Severe Double Bubble Deformity
There are two types of double bubble deformities that are primarily distinguishable by their placement within the breast. The upper pole double bubble appears above the nipple, most likely due to the implant being in a relatively high position in the breast. The other is called lower pole double bubble (known as bottoming out), which is under the breast near the inframammary crease. This lower pole occurs when the implant moves down with the breast, creating a secondary crease. In many cases, the longer a double bubble breast deformity goes uncorrected, the more severe the deformity becomes.
Case Study #1
Double Bubble Deformity, Severe Breast Deformity
This is an excellent case example of a patient with severe encapsulated superior retropositioned implants with a double bubble deformity with an overhanging of the nipple-areolar complex. She desired reconstruction, however, declined any significant scarring, including inverted T. I decided upon a bilateral periareolar lift with complete release of the parasternal muscle attachments and inferior displacement of the implants through a total open capsulectomy. Her post-operative results of three weeks show excellent healing and bilateral repositioning of the nipple. She continues to wear an upper pole compression band. Sutures were removed three weeks post-op, and she continues to wear the Dr. LinderBra™ for six weeks. Notice the reshaping of the breast without a lift or an inverted T, but simply due to the superior periareolar lift and repositioning of the implant to its proper position, the nipples now show some white underneath the areolar, which indicates good placement of the nipple-areolar complex.

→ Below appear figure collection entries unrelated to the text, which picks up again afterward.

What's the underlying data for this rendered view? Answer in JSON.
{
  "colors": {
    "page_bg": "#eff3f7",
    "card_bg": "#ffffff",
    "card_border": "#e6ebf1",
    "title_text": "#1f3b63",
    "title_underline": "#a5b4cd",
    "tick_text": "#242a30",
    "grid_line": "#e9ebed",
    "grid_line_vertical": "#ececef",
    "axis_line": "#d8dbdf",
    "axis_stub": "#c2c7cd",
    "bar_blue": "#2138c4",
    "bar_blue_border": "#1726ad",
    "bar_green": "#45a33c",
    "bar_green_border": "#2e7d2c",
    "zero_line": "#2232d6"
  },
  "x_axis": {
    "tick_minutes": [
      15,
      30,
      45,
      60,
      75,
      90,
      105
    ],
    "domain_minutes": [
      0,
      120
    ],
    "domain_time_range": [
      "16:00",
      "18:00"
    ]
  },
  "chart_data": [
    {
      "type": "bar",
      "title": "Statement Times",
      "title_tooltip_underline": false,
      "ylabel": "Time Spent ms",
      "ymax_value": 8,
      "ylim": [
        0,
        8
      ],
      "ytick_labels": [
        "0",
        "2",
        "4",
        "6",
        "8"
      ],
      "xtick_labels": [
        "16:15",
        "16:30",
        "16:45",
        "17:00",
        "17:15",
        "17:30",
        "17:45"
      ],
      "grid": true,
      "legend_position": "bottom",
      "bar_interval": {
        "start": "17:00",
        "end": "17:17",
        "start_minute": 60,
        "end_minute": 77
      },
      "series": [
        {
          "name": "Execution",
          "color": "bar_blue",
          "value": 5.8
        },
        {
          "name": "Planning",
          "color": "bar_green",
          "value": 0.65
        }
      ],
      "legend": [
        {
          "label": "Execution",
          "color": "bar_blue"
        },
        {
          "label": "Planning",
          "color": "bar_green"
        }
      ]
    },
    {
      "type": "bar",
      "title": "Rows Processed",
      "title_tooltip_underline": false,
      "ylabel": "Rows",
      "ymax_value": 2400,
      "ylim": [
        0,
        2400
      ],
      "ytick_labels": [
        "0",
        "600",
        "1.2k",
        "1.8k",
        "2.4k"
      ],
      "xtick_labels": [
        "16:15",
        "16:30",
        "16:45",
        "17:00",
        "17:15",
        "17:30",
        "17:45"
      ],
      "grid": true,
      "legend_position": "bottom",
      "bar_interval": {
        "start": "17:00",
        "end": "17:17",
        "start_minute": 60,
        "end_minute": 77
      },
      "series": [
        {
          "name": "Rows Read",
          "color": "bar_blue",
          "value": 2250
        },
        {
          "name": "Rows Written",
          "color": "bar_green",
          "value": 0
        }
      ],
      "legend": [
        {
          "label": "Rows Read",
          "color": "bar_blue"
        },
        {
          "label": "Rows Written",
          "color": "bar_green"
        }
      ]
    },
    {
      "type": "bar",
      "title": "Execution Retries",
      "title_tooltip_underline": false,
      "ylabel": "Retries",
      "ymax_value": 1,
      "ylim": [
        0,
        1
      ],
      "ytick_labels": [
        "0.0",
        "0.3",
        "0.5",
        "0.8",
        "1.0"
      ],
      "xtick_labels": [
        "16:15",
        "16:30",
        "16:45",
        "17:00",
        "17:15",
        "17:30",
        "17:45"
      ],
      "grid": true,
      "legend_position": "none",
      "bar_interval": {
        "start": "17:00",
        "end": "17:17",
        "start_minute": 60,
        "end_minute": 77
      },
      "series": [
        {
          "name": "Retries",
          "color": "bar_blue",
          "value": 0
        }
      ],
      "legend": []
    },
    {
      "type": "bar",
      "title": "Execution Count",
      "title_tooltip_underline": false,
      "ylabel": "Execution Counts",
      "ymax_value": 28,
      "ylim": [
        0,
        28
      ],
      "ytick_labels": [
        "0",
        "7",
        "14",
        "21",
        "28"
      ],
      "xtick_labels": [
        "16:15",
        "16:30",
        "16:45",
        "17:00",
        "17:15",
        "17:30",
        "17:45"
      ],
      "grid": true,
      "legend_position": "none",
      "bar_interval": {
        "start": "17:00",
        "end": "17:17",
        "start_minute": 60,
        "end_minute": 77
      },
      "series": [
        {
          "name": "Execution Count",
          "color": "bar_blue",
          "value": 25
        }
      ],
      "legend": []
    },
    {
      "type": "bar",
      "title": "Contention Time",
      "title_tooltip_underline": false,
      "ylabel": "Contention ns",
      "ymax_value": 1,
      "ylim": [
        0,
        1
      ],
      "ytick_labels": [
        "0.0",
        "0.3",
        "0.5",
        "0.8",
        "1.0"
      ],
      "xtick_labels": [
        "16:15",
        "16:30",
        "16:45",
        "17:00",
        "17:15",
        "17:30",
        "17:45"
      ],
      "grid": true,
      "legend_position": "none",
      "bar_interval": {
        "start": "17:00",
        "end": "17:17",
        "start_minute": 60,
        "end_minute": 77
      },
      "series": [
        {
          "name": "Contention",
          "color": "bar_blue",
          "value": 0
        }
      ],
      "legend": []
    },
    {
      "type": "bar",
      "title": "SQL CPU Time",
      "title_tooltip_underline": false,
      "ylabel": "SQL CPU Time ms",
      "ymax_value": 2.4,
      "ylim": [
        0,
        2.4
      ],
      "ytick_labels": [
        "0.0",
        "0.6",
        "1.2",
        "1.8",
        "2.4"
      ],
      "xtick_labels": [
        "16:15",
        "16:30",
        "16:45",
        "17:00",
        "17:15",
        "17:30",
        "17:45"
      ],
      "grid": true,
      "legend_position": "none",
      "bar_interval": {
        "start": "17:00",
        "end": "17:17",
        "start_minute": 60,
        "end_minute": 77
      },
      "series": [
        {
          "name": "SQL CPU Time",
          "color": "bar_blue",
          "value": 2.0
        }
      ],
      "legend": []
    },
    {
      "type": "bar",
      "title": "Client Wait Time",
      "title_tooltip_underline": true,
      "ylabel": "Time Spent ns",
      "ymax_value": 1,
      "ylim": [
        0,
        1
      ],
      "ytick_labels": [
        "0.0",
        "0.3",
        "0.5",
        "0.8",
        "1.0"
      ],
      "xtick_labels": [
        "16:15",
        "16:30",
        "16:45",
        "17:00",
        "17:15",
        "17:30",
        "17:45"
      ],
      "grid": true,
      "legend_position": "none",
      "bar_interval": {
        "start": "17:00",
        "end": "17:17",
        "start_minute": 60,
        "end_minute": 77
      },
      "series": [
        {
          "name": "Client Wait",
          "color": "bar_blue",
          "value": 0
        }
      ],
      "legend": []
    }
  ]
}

Patients with severe double bubble breast deformity can have periareolar lifts without inframammary scars if they are the correct candidate.
Case Study #2
Severe Double Bubble Breast Deformity With Combined Capsular Contracture, Baker IV
Below is an excellent case of a patient who has undergone bilateral breast reconstruction for breast cancer mastectomy. The left implant had ruptured, and the right implant shows a severe double bubble breast deformity with superior retropositioning of the implant. Her surgery was performed by a different surgeon approximately 12 years ago. She has had increasing scar tissue on both breasts leading to complete rupture of the left implant. The right implant has taken on a very odd shape, it is deformed and shows a severe Baker IV capsular contracture. The post-operative photograph shows bilateral open periprosthetic capsulectomy, circumferential open capsulotomy and removal, and replacement with high profile saline implants. After three and a half months, the patient’s implants have fallen to a reasonable level, and she is pleased with her final appearance.